The agency has proposed new rules that expand the regulation of transplants to include faces, hands and other body parts. Waiting lists for these body parts are informal and local now. The new rule would make such transplants part of the nationwide matching system run by the United Network for Organ Sharing, or UNOS.
The rules would regulate transplants of feet, ankles, legs, fingers, windpipes, voice boxes, the abdominal wall and possibly even a uterus or a penis _ operations tried at least once in other countries.
“When you think about the human body, there is really nothing that could not be replaced by transplantation. Almost nothing,” said Dr. Bohdan Pomahac, who has done four face transplants at Brigham and Women’s Hospital in Boston.
At least 18 face transplants have been done around the world, starting in 2005 with a French woman mauled by her dog. The Cleveland Clinic did the first face transplant in the U.S. in 2008.
The U.S. Department of Defense is providing money for more of these surgeries in Cleveland and Boston in hopes of helping soldiers disfigured in battle. The University of Pittsburgh, the University of California, Los Angeles, and other medical centers plan to offer face or hand transplants soon.
The first successful hand transplant in the United States was performed in 1999, and more than three dozen have been done worldwide.
The proposal to treat these like organ transplants “is terrific” and is supported by leading transplant surgery groups, Pomahac said.
“It’s a huge step forward in the right direction. It will make it easier for programs to get started,” Pomahac said.

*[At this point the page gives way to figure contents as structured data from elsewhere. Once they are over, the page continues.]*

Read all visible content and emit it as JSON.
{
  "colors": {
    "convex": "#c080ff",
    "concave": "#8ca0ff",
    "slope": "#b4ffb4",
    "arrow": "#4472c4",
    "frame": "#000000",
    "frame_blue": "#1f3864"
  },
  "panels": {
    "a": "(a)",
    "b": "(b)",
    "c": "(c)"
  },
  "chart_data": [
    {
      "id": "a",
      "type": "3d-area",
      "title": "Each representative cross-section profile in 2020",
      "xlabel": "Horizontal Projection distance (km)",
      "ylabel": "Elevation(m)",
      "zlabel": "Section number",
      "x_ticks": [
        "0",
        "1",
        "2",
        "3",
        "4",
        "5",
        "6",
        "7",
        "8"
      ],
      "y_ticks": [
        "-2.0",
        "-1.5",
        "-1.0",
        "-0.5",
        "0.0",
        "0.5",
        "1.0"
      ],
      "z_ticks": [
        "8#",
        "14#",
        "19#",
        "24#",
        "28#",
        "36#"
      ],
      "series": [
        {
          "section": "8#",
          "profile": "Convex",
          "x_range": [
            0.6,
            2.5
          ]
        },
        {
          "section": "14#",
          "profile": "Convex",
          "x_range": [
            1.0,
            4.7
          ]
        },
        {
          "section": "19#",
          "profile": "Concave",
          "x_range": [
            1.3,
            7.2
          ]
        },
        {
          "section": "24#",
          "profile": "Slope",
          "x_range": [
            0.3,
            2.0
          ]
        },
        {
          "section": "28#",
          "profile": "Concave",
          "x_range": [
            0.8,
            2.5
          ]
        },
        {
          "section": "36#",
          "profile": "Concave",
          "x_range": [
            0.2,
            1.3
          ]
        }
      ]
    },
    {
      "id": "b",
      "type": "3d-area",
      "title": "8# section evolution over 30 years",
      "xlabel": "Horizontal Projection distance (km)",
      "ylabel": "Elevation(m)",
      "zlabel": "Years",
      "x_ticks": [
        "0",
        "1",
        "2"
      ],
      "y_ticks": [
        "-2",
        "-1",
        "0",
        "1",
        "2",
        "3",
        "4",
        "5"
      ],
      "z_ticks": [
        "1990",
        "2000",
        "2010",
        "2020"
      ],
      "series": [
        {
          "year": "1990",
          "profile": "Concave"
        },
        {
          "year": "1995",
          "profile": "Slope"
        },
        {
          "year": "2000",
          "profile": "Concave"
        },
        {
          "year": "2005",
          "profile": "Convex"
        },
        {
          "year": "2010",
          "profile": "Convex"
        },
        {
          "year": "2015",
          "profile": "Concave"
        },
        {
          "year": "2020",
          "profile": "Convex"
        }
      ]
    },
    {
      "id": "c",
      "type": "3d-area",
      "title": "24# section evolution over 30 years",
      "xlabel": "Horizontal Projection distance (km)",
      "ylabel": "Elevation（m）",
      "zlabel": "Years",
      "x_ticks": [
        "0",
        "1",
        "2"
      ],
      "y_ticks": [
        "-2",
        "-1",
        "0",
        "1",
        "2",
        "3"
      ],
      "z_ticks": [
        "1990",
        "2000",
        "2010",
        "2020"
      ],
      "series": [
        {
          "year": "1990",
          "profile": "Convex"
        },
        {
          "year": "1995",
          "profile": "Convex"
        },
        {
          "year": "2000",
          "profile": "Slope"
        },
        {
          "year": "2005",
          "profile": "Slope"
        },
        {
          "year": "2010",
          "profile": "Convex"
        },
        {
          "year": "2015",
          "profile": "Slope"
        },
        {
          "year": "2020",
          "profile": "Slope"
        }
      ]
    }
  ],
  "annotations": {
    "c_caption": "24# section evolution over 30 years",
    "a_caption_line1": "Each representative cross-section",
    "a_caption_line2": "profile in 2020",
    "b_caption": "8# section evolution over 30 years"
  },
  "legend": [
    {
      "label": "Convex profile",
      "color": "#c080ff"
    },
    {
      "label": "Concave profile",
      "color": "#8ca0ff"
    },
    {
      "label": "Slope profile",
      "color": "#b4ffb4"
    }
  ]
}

The federal agency will accept public comments on the rules until Feb. 14 before making a final decision. The rules are expected to take effect later this year or early next year.
The change would not affect regulation of heart valves, bone and other tissue implants or transplants, which are overseen by the Food and Drug Administration. Instead, it would cover transplants of complex tissues such as a combination of bone and muscle involving blood vessels _ like a hand or face.
Many doctors and bioethicists long objected to face and hand transplants because patients must take drugs for the rest of their lives to prevent rejection, which can raise their risk of cancer and other problems. The risk wasn’t considered worth the benefit for operations that are not life-saving as heart or liver transplants are.
But the objections have softened as face transplants have been so successful and greatly improved quality of life.